The inaugural 51st State Festival took place earlier this month within the idyllic setting of Trent Park, North London. The event is a new addition to the Found Series that are famed for its niche one-day festivals throughout London with genre-specific events spanning from grime to rave.
51st State, however, is a new concept entirely and describes itself as “a deeper exploration of transatlantic sounds. Celebrating the roots of house.” This meant there was also plenty of soul, disco, garage, dub, dancehall, and of course, plenty of Chicago house on the bill. The event focused on music of black origin, which fundamentally shaped modern dance music as we love and recognise it today. Headliners included Masters at Work, Dennis Ferrer, Norman Jay MBE, Todd Terry and Derrick Carter amongst others. Revellers en route to the first event of its kind continually gushed about how “refreshing” this line-up was. Further to that, tickets sold out rapidly, which is testament to 51st State’s welcome uniqueness despite an ever-saturated festival market. However, this backfired in outrageously long queues on the day.
Some of the blame could have been attributed to the arena itself, which was compact and low key, with a modest main stage and a few circus tents to house the others. There was no corporate involvement or unnecessary embellishment, opposing the format EDM festivals are famously adopting. Without sounding clichéd, this festival really was just about the music, as the music was its USP.
The day started early with no holds barred from the get-go. Particularly in the Hot Wuk tent with Melé and Monki taking a backseat from usual headliner slots to play intimate, bass-fuelled sets in possibly one of the smallest stages on site.
The smallest however, was within the overflowing VIP area where many of 51st State’s more lavish guests turned out to gather round a small table where the spectacular Robert Owens was singing, MCing and DJing simultaneously.

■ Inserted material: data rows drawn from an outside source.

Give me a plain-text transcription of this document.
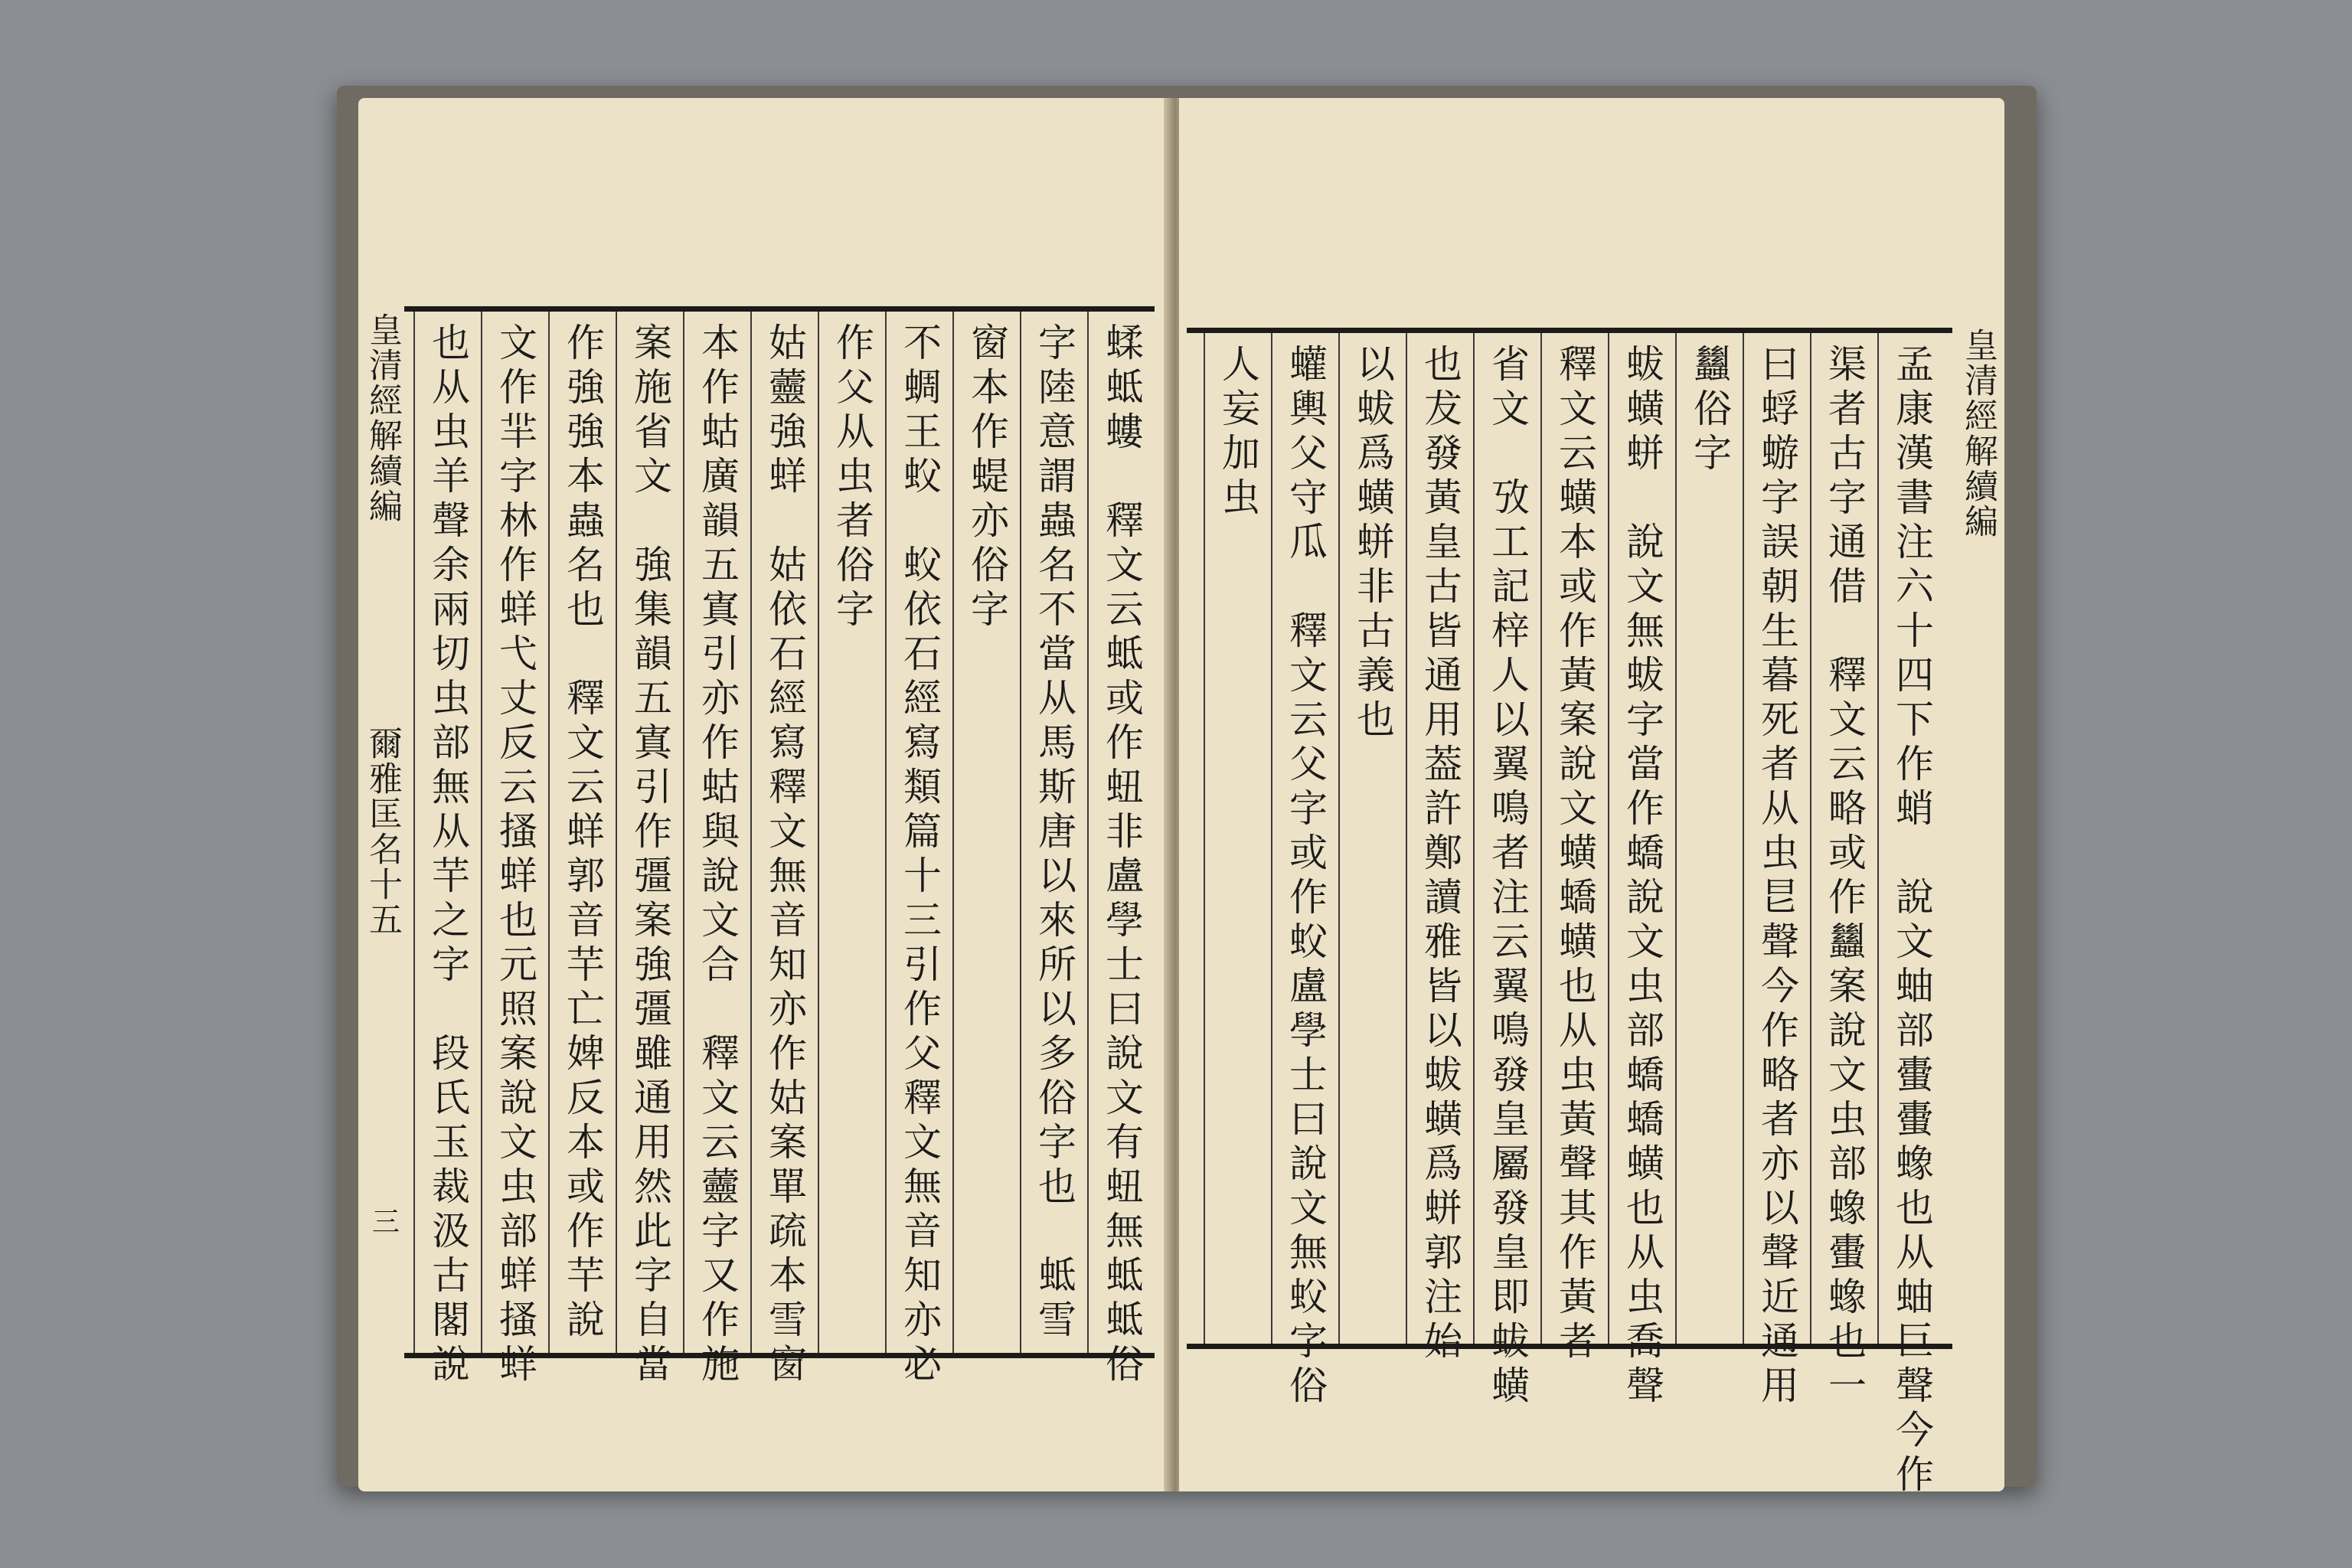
皇清經解續編
爾雅匡名十五
三	蝚蚳螻　釋文云蚳或作䖡非盧學士曰說文有䖡無蚳蚳俗
字陸意謂蟲名不當从馬斯唐以來所以多俗字也　蚳雪
窗本作蝭亦俗字
不蜩王蚥　蚥依石經寫類篇十三引作父釋文無音知亦必
作父从虫者俗字
姑䖅強蛘　姑依石經寫釋文無音知亦作姑案單疏本雪窗
本作蛄廣韻五寘引亦作蛄與說文合　釋文云䖅字又作施
案施省文　強集韻五寘引作彊案強彊雖通用然此字自當
作強強本蟲名也　釋文云蛘郭音芉亡婢反本或作芉說
文作羋字林作蛘弋丈反云搔蛘也元照案說文虫部蛘搔蛘
也从虫羊聲余兩切虫部無从芉之字　段氏玉裁汲古閣說	孟康漢書注六十四下作蛸　說文蚰部蟗蟗蟓也从蚰巨聲今作
渠者古字通借　釋文云略或作蠿案說文虫部蟓蟗蟓也一
曰蜉蝣字誤朝生暮死者从虫㫐聲今作略者亦以聲近通用
蠿俗字
蛂蟥蛢　說文無蛂字當作蟜說文虫部蟜蟜蟥也从虫喬聲
釋文云蟥本或作黃案說文蟥蟜蟥也从虫黃聲其作黃者
省文　攷工記梓人以翼鳴者注云翼鳴發皇屬發皇即蛂蟥
也犮發黃皇古皆通用葢許鄭讀雅皆以蛂蟥爲蛢郭注始
以蛂爲蟥蛢非古義也
蠸輿父守瓜　釋文云父字或作蚥盧學士曰說文無蚥字俗
人妄加虫	皇清經解續編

Soul highlights came from a super smooth Omar in the We Love Soul tent and Julie McKnight, who put on a sassy performance at the Groove Odyssey stage. Garage was catered for with a nostalgic roster of acts such as Pied Piper and Luck and Neat. Later in the Hot Wuk tent, things delved deep into the jungle as Congo Natty took charge of his headline slot.
The crowd was uniquely diverse in race, age and sex (it narrowly avoided the misfortunate “sausage-fest” label). Punters here could also afford to pass over the tepid tinnies and opted to groove with bottles of prosecco instead. Ostentation was mainly sartorial, however. A rare display of British sunshine allowed for truly avant-festival styles, which saw no shortage of sky-high tribal headpieces, body jewellery and head-to-toe foil tattoos.
The generous sun eventually started to dip as final headliners Masters at Work took to the stage. The crowd was in such high spirits they paid no mind to a lengthy technical glitch, and continued to go strong to soulful house classics, before moving onto Camden’s KOKO for the afterparty. There was nothing but “good vibes” to be had from the day, which was the resounding evaluation of the event from its guests. Regardless, the numbers don’t lie – a festival sold out in its opening year presents plenty of potential for the years to come. I guess there really is no party like a house party, after all.